Negative gardenergal17 On Apr 24, 2014, gardenergal17 from Canton (Pro Football HOF City!), OH
(Zone 6a) wrote:

My first experience was years ago, while determining what was destroying my Blue Salvia annuals. After I identified the culprit and eventually tossed my salvia plants, once they became unidentifiable from the destruction, the earwigs moved on to my lupines.

They dwell in dark, damp and tight locations, during the day, and eat at night. They really aren't to picky about food sources, but they do tend toward plant structures that are deeply tubular in nature.

In 2013, I overturned a couple of large flagstone, and each stone revealed a large colony of earwigs scurrying in every direction.
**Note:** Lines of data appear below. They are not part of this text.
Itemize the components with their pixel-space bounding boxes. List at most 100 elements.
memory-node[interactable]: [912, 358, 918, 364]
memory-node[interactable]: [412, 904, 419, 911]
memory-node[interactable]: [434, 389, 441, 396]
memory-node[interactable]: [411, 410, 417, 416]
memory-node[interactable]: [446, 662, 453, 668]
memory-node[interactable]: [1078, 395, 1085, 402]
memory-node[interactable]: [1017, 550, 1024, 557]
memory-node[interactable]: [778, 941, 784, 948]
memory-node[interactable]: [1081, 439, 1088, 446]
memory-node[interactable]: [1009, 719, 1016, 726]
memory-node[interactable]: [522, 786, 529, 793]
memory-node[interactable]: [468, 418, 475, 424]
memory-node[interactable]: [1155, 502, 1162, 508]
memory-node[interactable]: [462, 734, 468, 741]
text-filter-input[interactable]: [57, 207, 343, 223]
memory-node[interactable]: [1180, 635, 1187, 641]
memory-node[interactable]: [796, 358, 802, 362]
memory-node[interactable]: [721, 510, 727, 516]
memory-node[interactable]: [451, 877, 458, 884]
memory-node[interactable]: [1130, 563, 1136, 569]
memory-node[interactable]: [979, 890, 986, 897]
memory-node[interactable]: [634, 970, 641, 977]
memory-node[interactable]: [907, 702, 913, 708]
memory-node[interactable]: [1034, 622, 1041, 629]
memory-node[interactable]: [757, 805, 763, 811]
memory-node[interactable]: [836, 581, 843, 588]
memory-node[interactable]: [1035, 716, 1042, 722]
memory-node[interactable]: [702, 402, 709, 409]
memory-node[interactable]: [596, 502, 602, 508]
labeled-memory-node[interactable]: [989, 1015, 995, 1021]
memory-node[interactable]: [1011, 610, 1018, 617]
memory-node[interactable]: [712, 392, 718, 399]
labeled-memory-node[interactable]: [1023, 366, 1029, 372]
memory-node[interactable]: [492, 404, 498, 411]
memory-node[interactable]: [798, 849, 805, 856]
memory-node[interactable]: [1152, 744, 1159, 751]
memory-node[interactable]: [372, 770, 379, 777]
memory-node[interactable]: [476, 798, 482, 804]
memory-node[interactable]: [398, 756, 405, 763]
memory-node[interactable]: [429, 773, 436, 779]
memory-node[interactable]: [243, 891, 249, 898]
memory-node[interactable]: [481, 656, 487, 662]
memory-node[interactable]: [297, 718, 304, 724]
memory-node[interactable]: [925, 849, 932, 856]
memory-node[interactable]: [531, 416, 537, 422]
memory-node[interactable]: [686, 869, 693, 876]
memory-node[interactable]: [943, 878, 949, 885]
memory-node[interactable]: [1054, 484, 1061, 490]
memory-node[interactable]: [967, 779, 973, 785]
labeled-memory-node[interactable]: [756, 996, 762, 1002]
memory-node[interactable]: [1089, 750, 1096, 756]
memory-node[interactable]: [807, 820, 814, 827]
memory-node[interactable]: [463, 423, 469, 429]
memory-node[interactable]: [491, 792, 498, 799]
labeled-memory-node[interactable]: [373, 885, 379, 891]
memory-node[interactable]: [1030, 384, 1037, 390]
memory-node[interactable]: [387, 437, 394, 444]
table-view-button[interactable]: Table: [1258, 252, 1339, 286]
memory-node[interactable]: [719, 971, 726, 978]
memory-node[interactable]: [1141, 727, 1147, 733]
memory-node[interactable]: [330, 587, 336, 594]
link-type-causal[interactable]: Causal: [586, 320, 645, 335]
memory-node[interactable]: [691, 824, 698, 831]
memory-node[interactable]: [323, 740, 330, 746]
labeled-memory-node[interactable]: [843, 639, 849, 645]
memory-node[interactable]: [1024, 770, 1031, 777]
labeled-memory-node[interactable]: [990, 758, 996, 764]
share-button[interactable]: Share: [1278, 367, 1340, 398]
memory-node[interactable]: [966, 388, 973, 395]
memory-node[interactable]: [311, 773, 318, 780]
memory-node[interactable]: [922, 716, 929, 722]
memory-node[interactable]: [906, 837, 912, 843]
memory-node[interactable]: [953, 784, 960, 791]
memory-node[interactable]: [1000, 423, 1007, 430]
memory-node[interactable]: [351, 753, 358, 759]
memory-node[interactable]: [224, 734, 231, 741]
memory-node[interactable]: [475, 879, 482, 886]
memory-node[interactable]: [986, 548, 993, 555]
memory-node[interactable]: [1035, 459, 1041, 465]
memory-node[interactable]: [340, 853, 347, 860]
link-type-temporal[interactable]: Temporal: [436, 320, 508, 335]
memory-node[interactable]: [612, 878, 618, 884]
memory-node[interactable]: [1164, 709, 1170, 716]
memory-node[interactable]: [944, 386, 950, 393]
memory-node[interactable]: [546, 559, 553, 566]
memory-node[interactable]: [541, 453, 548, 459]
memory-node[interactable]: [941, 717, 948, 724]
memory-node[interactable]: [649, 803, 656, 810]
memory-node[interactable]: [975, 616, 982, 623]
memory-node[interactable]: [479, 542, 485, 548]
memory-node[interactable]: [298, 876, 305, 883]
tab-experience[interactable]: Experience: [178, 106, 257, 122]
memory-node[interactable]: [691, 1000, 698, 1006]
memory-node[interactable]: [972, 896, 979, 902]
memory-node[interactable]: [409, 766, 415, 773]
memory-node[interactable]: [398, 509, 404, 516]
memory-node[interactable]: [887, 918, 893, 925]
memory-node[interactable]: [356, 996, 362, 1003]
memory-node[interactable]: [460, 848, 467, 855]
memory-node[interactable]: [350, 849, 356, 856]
This happened right near one of our very old silver maple trees, where I was watering new plants on a regular basis until they established themselves, and these critters ran into hiding behind pieces of curled bark that were still attached to the tree!

They tend to show up and hang out in very wet Spring conditions, or when a great deal of manual watering is necessary, say during a drought or when establishing new plants.

Typically I'm not bothered by bugs in general. Actually I can be fascinated by some bugs, but earwigs are the exception to the rule!